8. Il ne ressort d’aucune pièce du dossier que M. B aurait manifesté, notamment à l’occasion de son interpellation par les services de police, son intention de l’octroi d’une protection internationale, ni même qu’une précédente procédure d’asile soit en cours. Il n’est en conséquence pas fondé à soutenir que les dispositions précitées de la directive 2013/32/CE du 26 juin 2013 auraient été méconnues, ni davantage se prévaloir des dispositions de l’article L. 542-1 du code de l’entrée et du séjour des étrangers et du droit d’asile
9. En septième lieu, aux termes de l’article 8 de la convention européenne de sauvegarde des droits de l’homme et des libertés fondamentales : " 1° Toute personne a droit au respect de sa vie privée et familiale, de son domicile et de sa correspondance ; 2° Il ne peut y avoir ingérence d’une autorité publique dans l’exercice de ce droit que pour autant que cette ingérence est prévue par la loi et qu’elle constitue une mesure qui, dans une société démocratique, est nécessaire à la sécurité nationale, à la sûreté publique, au bien-être économique du pays, à la défense de l’ordre et à la prévention des infractions pénales, à la protection de la santé ou de la morale ou à la protection des droits et libertés d’autrui ".

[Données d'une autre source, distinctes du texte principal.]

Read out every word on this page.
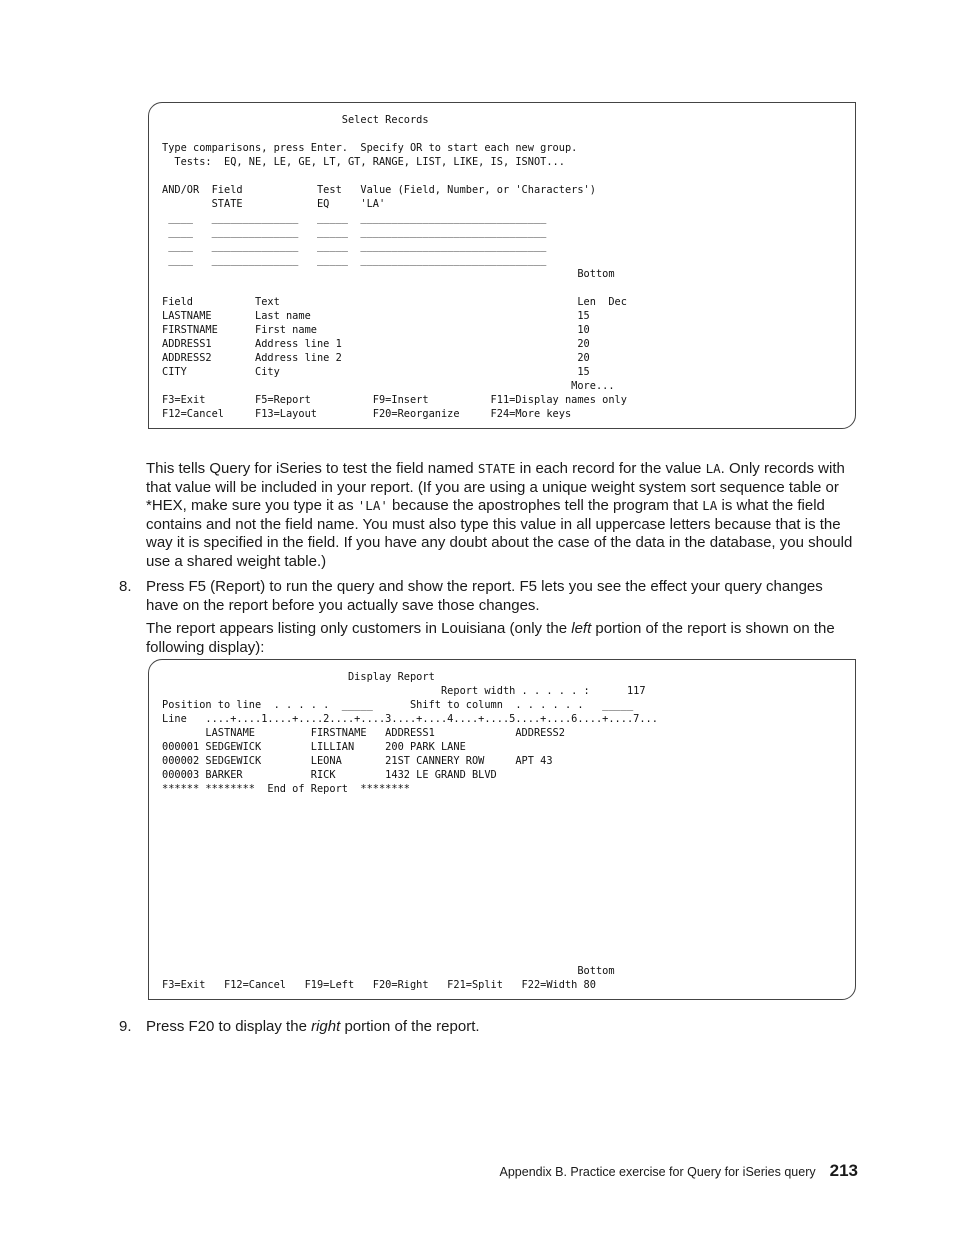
Select Records
Type comparisons, press Enter.  Specify OR to start each new group.
Tests:  EQ, NE, LE, GE, LT, GT, RANGE, LIST, LIKE, IS, ISNOT...
AND/OR  Field            Test   Value (Field, Number, or 'Characters')
STATE            EQ     'LA'
____   ______________   _____  ______________________________
____   ______________   _____  ______________________________
____   ______________   _____  ______________________________
____   ______________   _____  ______________________________
Bottom
Field          Text                                                Len  Dec
LASTNAME       Last name                                           15
FIRSTNAME      First name                                          10
ADDRESS1       Address line 1                                      20
ADDRESS2       Address line 2                                      20
CITY           City                                                15
More...
F3=Exit        F5=Report          F9=Insert          F11=Display names only
F12=Cancel     F13=Layout         F20=Reorganize     F24=More keys

This tells Query for iSeries to test the field named STATE in each record for the value LA. Only records with that value will be included in your report. (If you are using a unique weight system sort sequence table or *HEX, make sure you type it as 'LA' because the apostrophes tell the program that LA is what the field contains and not the field name. You must also type this value in all uppercase letters because that is the way it is specified in the field. If you have any doubt about the case of the data in the database, you should use a shared weight table.)

8. Press F5 (Report) to run the query and show the report. F5 lets you see the effect your query changes have on the report before you actually save those changes.

The report appears listing only customers in Louisiana (only the left portion of the report is shown on the following display):

Display Report
Report width . . . . . :      117
Position to line  . . . . .  _____      Shift to column  . . . . . .   _____
Line   ....+....1....+....2....+....3....+....4....+....5....+....6....+....7...
LASTNAME         FIRSTNAME   ADDRESS1             ADDRESS2
000001 SEDGEWICK        LILLIAN     200 PARK LANE
000002 SEDGEWICK        LEONA       21ST CANNERY ROW     APT 43
000003 BARKER           RICK        1432 LE GRAND BLVD
****** ********  End of Report  ********
Bottom
F3=Exit   F12=Cancel   F19=Left   F20=Right   F21=Split   F22=Width 80

9. Press F20 to display the right portion of the report.

Appendix B. Practice exercise for Query for iSeries query 213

10. M. B n’apporte aucun élément de nature à témoigner de ses liens avec la France. Dans ces conditions, eu égard au caractère récent de sa présence et des conditions de son séjour en France, le préfet de la Seine-St-Denis n’a pas porté au droit au respect de la vie privée et familiale de l’intéressé, une atteinte disproportionnée aux buts en vue desquels l’obligation de quitter le territoire français a été prise. Le préfet de la Seine-St-Denis n’a pas davantage commis d’erreur manifeste dans l’appréciation des conséquences de sa décision sur la situation personnelle de l’intéressé. Ces moyens doivent donc être écartés.
11. Enfin, pour les mêmes motifs que ceux indiqués au point précédent, l’intéressé n’est pas fondé à soutenir que la décision lui interdisant de retourner sur le territoire français durant douze mois est entachée d’une méconnaissance de l’article 8 de la convention européenne de sauvegarde des droits de l’homme et des libertés fondamentales ni d’une erreur d’appréciation.

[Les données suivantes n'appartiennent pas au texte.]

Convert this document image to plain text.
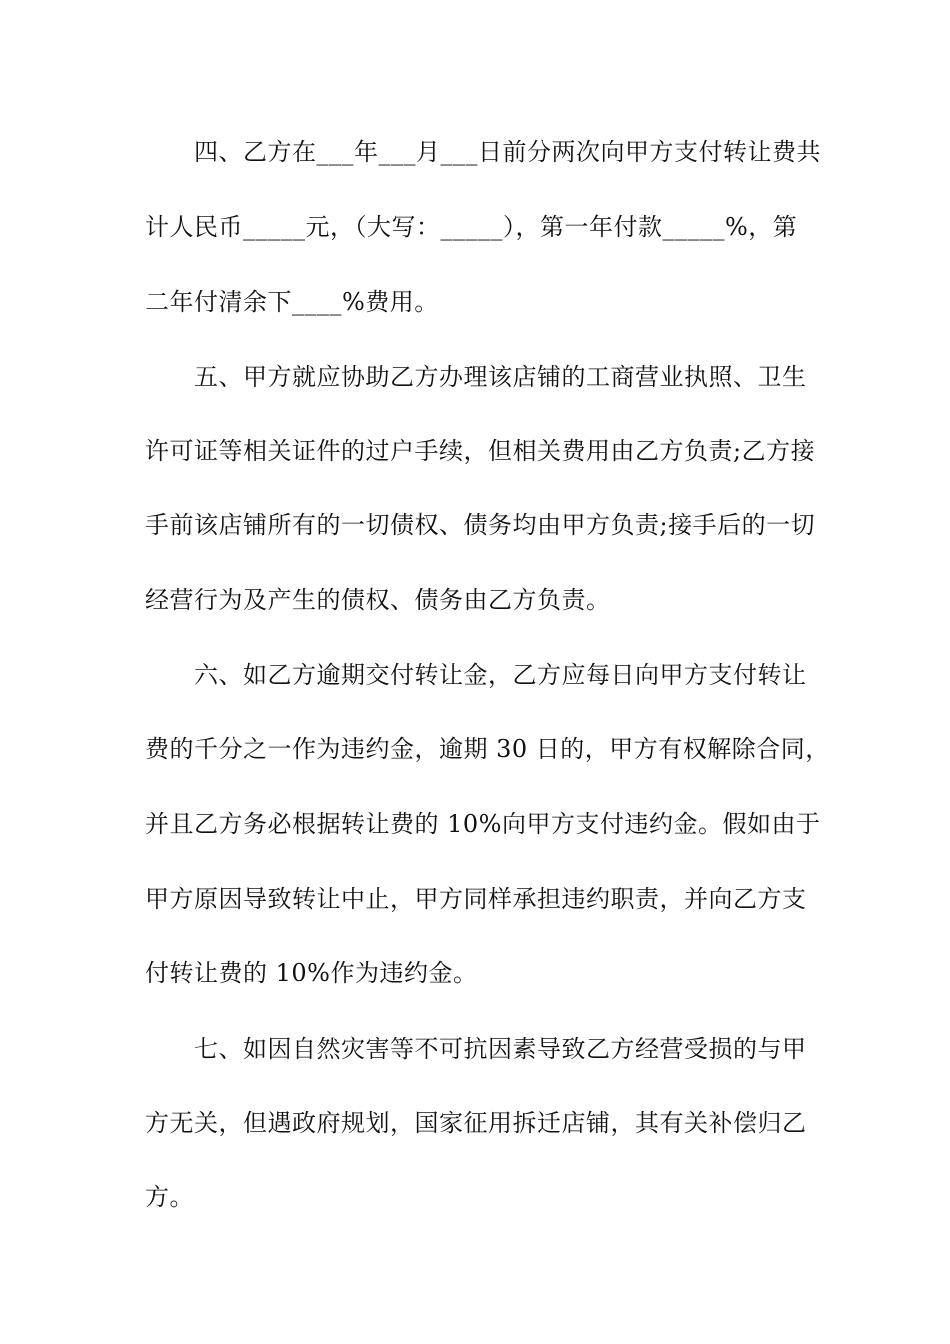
　　四、乙方在___年___月___日前分两次向甲方支付转让费共

计人民币_____元，（大写：_____），第一年付款_____%，第

二年付清余下____%费用。

　　五、甲方就应协助乙方办理该店铺的工商营业执照、卫生

许可证等相关证件的过户手续，但相关费用由乙方负责;乙方接

手前该店铺所有的一切债权、债务均由甲方负责;接手后的一切

经营行为及产生的债权、债务由乙方负责。

　　六、如乙方逾期交付转让金，乙方应每日向甲方支付转让

费的千分之一作为违约金，逾期 30 日的，甲方有权解除合同，

并且乙方务必根据转让费的 10%向甲方支付违约金。假如由于

甲方原因导致转让中止，甲方同样承担违约职责，并向乙方支

付转让费的 10%作为违约金。

　　七、如因自然灾害等不可抗因素导致乙方经营受损的与甲

方无关，但遇政府规划，国家征用拆迁店铺，其有关补偿归乙

方。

12. Il résulte de tout ce qui précède que les conclusions à fin d’annulation présentées par M. B, doivent être rejetées ainsi que, par voie de conséquence, ses conclusions aux fins d’injonction et d’astreinte et celles présentées sur le fondement de l’article L. 761-1 du code de justice administrative.
D E C I D E :
Article 1er : La requête de M. B est rejetée.
Article 2 : Le présent jugement sera notifié à M. D B, à Me Sangue et au préfet de la Seine-Saint-Denis.
Délibéré après l’audience du 10 avril 2025, à laquelle siégeaient :
M. Gros, président,
M. Feghouli, premier conseiller,
M. Rebellato, premier conseiller.
Rendu public par mise à disposition au greffe le 30 avril 2025.
Le rapporteur,
Signé
M. FEGHOULI
Le président,
Signé
L. GROS
La greffière,
Signé
C. CHAKELIAN
La République mande et ordonne au préfet de la Seine-Saint-Denis en ce qui le concerne ou à tous commissaires de justice à ce requis en ce qui concerne les voies de droit commun contre les parties privées, de pourvoir à l’exécution de la présente décision.